Beralasan tu, dah jadi satu kebiasaan. Sehinggakan dan kekeringan dan ketandusan alasan, masih cuba hendak menyedapkan hati, walaupun takde keperluan. 
Indah ajaran Rasulullah SAW; if there's nothing concern you, leave it alone!
Alhamdulillah
I really hope that I could adhere to that. 
My health is not getting any better, alhamdulillah. 
It's deteriorating and got tired blaming the post-chemo and post-radio after ten years. 
Subhanaallah. 
How merciful Ar-Rahman has been to this sinner, and here I am. 
I'm turning 46 in 8 days time.
Mature?
Wisdom?
Wiser?
nope - just getting older
So, once I while, I worried about my future. 
How would the kids be. 
How would my dear parents be.
How would me and my spouse be. 
And in those times, I just felt 'helpless' and hopeful. 
Indeed, it is to Him that we shall return to. 
May it be a one smooth wonderful journey, ameen. 

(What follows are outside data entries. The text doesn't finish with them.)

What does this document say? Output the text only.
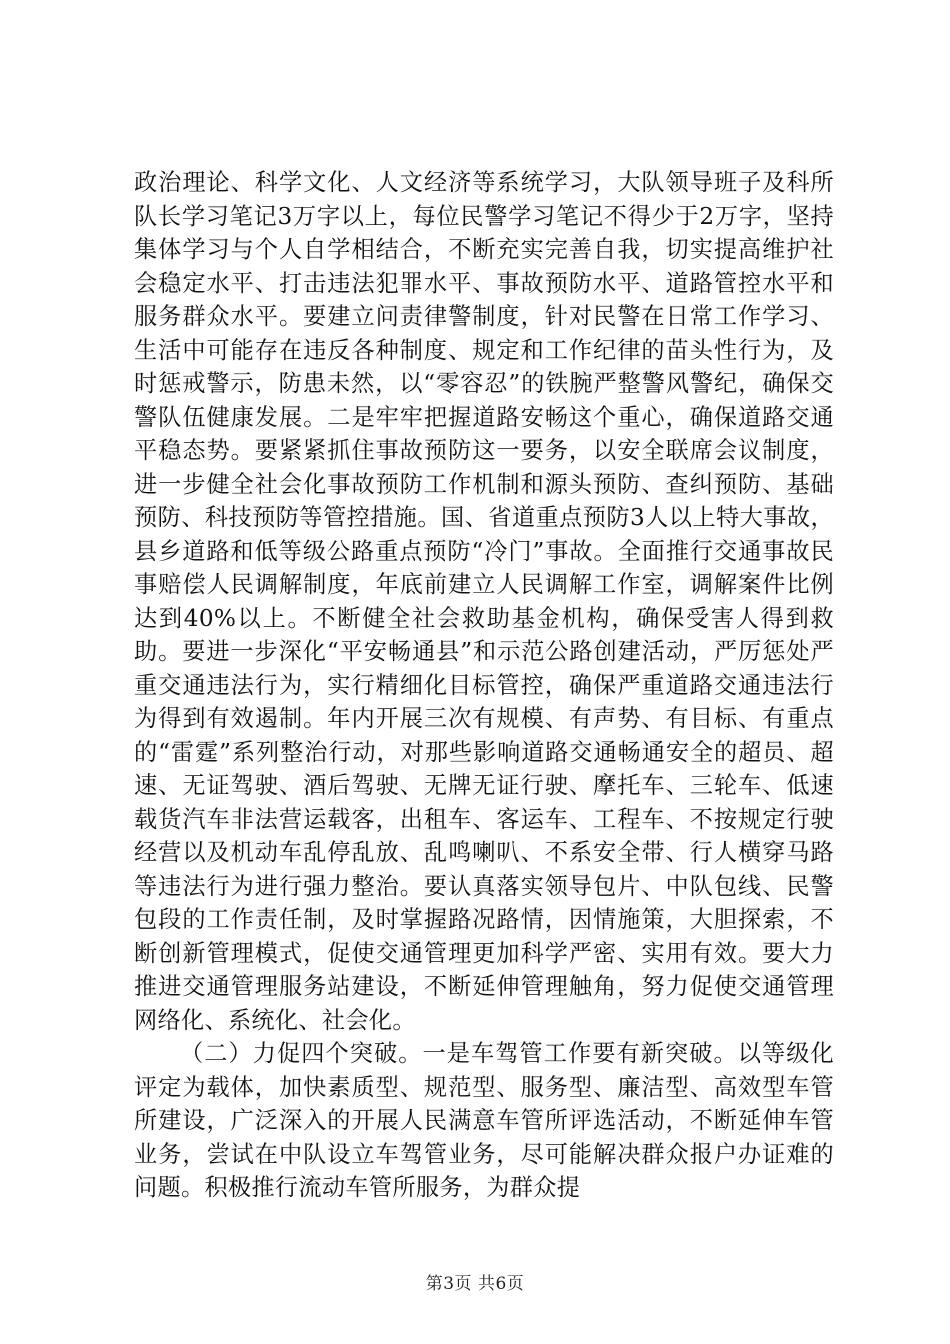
政治理论、科学文化、人文经济等系统学习，大队领导班子及科所队长学习笔记3万字以上，每位民警学习笔记不得少于2万字，坚持集体学习与个人自学相结合，不断充实完善自我，切实提高维护社会稳定水平、打击违法犯罪水平、事故预防水平、道路管控水平和服务群众水平。要建立问责律警制度，针对民警在日常工作学习、生活中可能存在违反各种制度、规定和工作纪律的苗头性行为，及时惩戒警示，防患未然，以“零容忍”的铁腕严整警风警纪，确保交警队伍健康发展。二是牢牢把握道路安畅这个重心，确保道路交通平稳态势。要紧紧抓住事故预防这一要务，以安全联席会议制度，进一步健全社会化事故预防工作机制和源头预防、查纠预防、基础预防、科技预防等管控措施。国、省道重点预防3人以上特大事故，县乡道路和低等级公路重点预防“冷门”事故。全面推行交通事故民事赔偿人民调解制度，年底前建立人民调解工作室，调解案件比例达到40%以上。不断健全社会救助基金机构，确保受害人得到救助。要进一步深化“平安畅通县”和示范公路创建活动，严厉惩处严重交通违法行为，实行精细化目标管控，确保严重道路交通违法行为得到有效遏制。年内开展三次有规模、有声势、有目标、有重点的“雷霆”系列整治行动，对那些影响道路交通畅通安全的超员、超速、无证驾驶、酒后驾驶、无牌无证行驶、摩托车、三轮车、低速载货汽车非法营运载客，出租车、客运车、工程车、不按规定行驶经营以及机动车乱停乱放、乱鸣喇叭、不系安全带、行人横穿马路等违法行为进行强力整治。要认真落实领导包片、中队包线、民警包段的工作责任制，及时掌握路况路情，因情施策，大胆探索，不断创新管理模式，促使交通管理更加科学严密、实用有效。要大力推进交通管理服务站建设，不断延伸管理触角，努力促使交通管理网络化、系统化、社会化。

（二）力促四个突破。一是车驾管工作要有新突破。以等级化评定为载体，加快素质型、规范型、服务型、廉洁型、高效型车管所建设，广泛深入的开展人民满意车管所评选活动，不断延伸车管业务，尝试在中队设立车驾管业务，尽可能解决群众报户办证难的问题。积极推行流动车管所服务，为群众提

第3页 共6页
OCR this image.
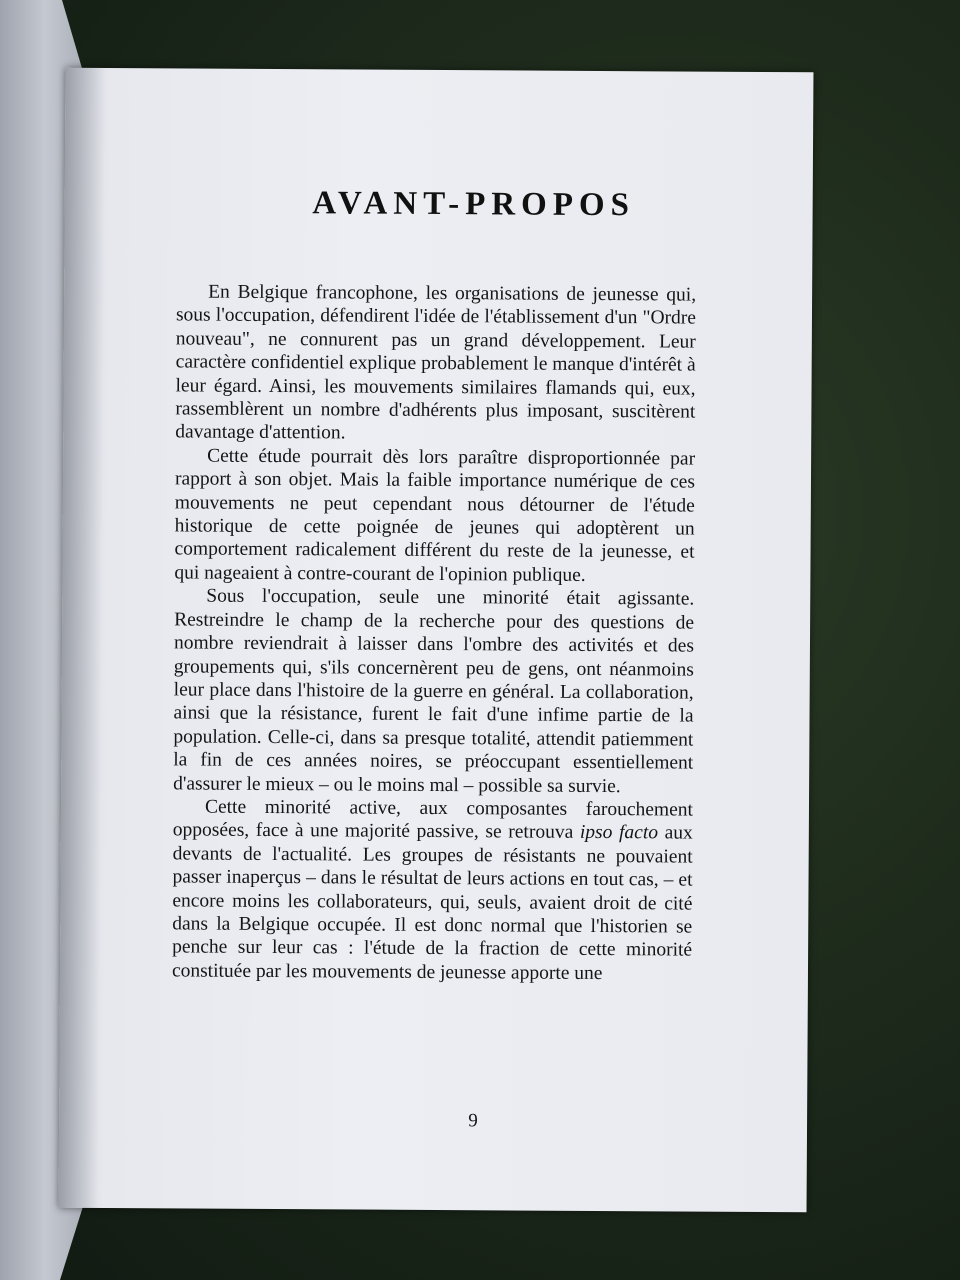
AVANT-PROPOS

En Belgique francophone, les organisations de jeunesse qui, sous l'occupation, défendirent l'idée de l'établissement d'un "Ordre nouveau", ne connurent pas un grand développement. Leur caractère confidentiel explique probablement le manque d'intérêt à leur égard. Ainsi, les mouvements similaires flamands qui, eux, rassemblèrent un nombre d'adhérents plus imposant, suscitèrent davantage d'attention.

Cette étude pourrait dès lors paraître disproportionnée par rapport à son objet. Mais la faible importance numérique de ces mouvements ne peut cependant nous détourner de l'étude historique de cette poignée de jeunes qui adoptèrent un comportement radicalement différent du reste de la jeunesse, et qui nageaient à contre-courant de l'opinion publique.

Sous l'occupation, seule une minorité était agissante. Restreindre le champ de la recherche pour des questions de nombre reviendrait à laisser dans l'ombre des activités et des groupements qui, s'ils concernèrent peu de gens, ont néanmoins leur place dans l'histoire de la guerre en général. La collaboration, ainsi que la résistance, furent le fait d'une infime partie de la population. Celle-ci, dans sa presque totalité, attendit patiemment la fin de ces années noires, se préoccupant essentiellement d'assurer le mieux – ou le moins mal – possible sa survie.

Cette minorité active, aux composantes farouchement opposées, face à une majorité passive, se retrouva ipso facto aux devants de l'actualité. Les groupes de résistants ne pouvaient passer inaperçus – dans le résultat de leurs actions en tout cas, – et encore moins les collaborateurs, qui, seuls, avaient droit de cité dans la Belgique occupée. Il est donc normal que l'historien se penche sur leur cas : l'étude de la fraction de cette minorité constituée par les mouvements de jeunesse apporte une

9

And they would be time, I just want to cry and I did cry. 
Reflecting back of all my sins
Reflecting how merciful and kind Allah has been to me and how horribly pain in the a*% I've been to myself and the people surrounding. 
Reflecting of all the blessings that I never bother to count before. 
Allahu akbar. 
who won't?
At times, I just missed the memories of my childhood. 
I had a great time, being raised in a wonderful loving house with loving and caring families. 
And how I wish my children would be able to share that love and care. 
Yet, I know, at times me writing this, it is just impossible. 
And that is why I have to stop writing now.